The Morning Journal (Lorain, OH)
TODAY IN HISTORY
TODAY’S HIGHLIGHT
Dec. 28, 1981
Elizabeth Jordan Carr, the first American “test-tube” baby, was born in Norfolk, Virginia.
ALSO ON THIS DATE 1612
Italian astronomer Galileo Galilei observed the planet Neptune, but mistook it for a star.
1694
Queen Mary II of England died after more than five years of joint rule with her husband, King William III.
1832
John C. Calhoun became the first vice president of the United States to resign, stepping down because of differences with President Andrew Jackson.
1846
Iowa became the 29th state to be admitted to the Union.
1908
A major earthquake followed by a tsunami devastated the Italian city of Messina, killing at least 70,000 people.
1945
Congress officially recognized the Pledge of Allegiance.
1973
The book “Gulag Archipelago,” Alexander Solzhenitsyn’s expose of the Soviet prison system, was first published in Paris.
1987
The bodies of 14 relatives of Ronald Gene Simmons were found at his home near Dover, Arkansas, after Simmons shot and killed two other people in Russellville.
2008
A bomb-loaded SUV exploded at a military checkpoint in Afghanistan, claiming the lives of 14 school children in a heartbreaking flash captured by a U.S. security camera.
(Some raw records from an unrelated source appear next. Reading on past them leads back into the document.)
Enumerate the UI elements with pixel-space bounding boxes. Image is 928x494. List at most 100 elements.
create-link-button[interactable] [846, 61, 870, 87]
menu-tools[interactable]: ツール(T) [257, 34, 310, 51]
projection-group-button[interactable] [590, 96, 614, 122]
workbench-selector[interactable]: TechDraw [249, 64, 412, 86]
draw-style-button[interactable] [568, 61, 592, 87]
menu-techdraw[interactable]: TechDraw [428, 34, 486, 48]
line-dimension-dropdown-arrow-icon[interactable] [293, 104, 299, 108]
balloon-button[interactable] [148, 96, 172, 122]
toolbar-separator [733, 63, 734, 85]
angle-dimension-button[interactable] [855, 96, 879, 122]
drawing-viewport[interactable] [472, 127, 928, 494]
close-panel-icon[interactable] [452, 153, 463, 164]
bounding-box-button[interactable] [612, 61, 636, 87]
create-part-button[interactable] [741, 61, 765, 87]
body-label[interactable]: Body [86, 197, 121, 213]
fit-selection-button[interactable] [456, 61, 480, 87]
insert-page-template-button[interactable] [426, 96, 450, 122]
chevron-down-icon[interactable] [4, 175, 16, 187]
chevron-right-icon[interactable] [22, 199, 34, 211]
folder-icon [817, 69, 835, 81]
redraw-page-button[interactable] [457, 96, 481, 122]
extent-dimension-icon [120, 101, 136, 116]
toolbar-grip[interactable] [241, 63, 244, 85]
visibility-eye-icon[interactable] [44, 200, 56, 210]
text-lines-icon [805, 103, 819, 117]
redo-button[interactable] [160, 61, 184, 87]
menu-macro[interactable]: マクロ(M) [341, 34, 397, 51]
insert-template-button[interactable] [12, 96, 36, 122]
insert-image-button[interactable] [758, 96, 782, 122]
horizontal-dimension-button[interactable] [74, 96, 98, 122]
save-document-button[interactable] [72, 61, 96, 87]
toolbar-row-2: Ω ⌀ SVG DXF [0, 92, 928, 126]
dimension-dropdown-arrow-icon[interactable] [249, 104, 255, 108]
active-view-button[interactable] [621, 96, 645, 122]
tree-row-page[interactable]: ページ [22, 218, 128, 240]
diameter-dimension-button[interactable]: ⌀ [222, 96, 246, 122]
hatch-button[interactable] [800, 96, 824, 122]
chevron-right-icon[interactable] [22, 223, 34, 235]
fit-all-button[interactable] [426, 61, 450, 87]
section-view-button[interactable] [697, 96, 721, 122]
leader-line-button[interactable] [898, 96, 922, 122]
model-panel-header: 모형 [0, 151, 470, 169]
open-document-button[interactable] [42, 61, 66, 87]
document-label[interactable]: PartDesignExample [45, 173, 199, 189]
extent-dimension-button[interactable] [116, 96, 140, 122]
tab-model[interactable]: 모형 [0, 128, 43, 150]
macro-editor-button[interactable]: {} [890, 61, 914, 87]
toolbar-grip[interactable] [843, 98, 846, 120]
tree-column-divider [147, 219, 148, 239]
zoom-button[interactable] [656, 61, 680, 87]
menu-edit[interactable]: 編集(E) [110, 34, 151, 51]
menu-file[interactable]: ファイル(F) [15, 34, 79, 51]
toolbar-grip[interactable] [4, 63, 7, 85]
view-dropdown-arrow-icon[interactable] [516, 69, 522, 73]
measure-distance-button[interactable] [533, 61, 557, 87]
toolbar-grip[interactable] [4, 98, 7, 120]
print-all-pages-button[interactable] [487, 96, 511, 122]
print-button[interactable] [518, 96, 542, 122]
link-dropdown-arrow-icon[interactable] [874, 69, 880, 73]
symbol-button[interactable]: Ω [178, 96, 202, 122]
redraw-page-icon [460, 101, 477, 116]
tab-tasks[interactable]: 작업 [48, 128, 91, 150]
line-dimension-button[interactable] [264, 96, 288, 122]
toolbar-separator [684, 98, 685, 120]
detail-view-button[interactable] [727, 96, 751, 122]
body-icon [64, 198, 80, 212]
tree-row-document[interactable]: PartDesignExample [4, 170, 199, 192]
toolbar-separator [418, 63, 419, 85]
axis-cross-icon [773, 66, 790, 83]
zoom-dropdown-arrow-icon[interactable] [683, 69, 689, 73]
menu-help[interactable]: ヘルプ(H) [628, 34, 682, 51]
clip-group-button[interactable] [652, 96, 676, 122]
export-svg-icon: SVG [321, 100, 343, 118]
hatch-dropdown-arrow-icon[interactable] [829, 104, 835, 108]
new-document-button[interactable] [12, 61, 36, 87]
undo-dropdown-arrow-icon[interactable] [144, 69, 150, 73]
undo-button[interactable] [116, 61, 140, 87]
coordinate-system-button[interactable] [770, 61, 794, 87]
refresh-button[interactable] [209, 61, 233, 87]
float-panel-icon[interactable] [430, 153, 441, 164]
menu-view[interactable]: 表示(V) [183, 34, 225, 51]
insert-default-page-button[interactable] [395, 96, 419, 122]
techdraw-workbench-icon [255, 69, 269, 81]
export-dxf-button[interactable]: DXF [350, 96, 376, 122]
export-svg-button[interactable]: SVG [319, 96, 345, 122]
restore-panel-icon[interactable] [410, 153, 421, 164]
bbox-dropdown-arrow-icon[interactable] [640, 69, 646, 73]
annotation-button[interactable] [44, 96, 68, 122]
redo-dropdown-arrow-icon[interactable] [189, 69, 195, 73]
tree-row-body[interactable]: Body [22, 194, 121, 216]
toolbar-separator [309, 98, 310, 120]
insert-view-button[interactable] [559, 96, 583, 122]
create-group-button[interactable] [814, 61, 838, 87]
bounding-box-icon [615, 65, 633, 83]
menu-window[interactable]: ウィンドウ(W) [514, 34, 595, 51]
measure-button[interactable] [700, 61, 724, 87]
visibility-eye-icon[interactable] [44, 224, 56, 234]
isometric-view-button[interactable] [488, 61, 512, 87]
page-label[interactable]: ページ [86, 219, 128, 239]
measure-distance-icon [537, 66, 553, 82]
The Detroit Lions completed an 0-16 season _ the NFL’s worst ever _ with a 31-21 loss to the Green Bay Packers.
2013
Iraqi troops detained a Sunni lawmaker, Ahmed al-Alwani, a prominent organizer of Sunni protests in Anbar, on terrorism charges for inciting violence against Shiites. Film, television and stage actor Joseph Ruskin, 89, died in Los Angeles.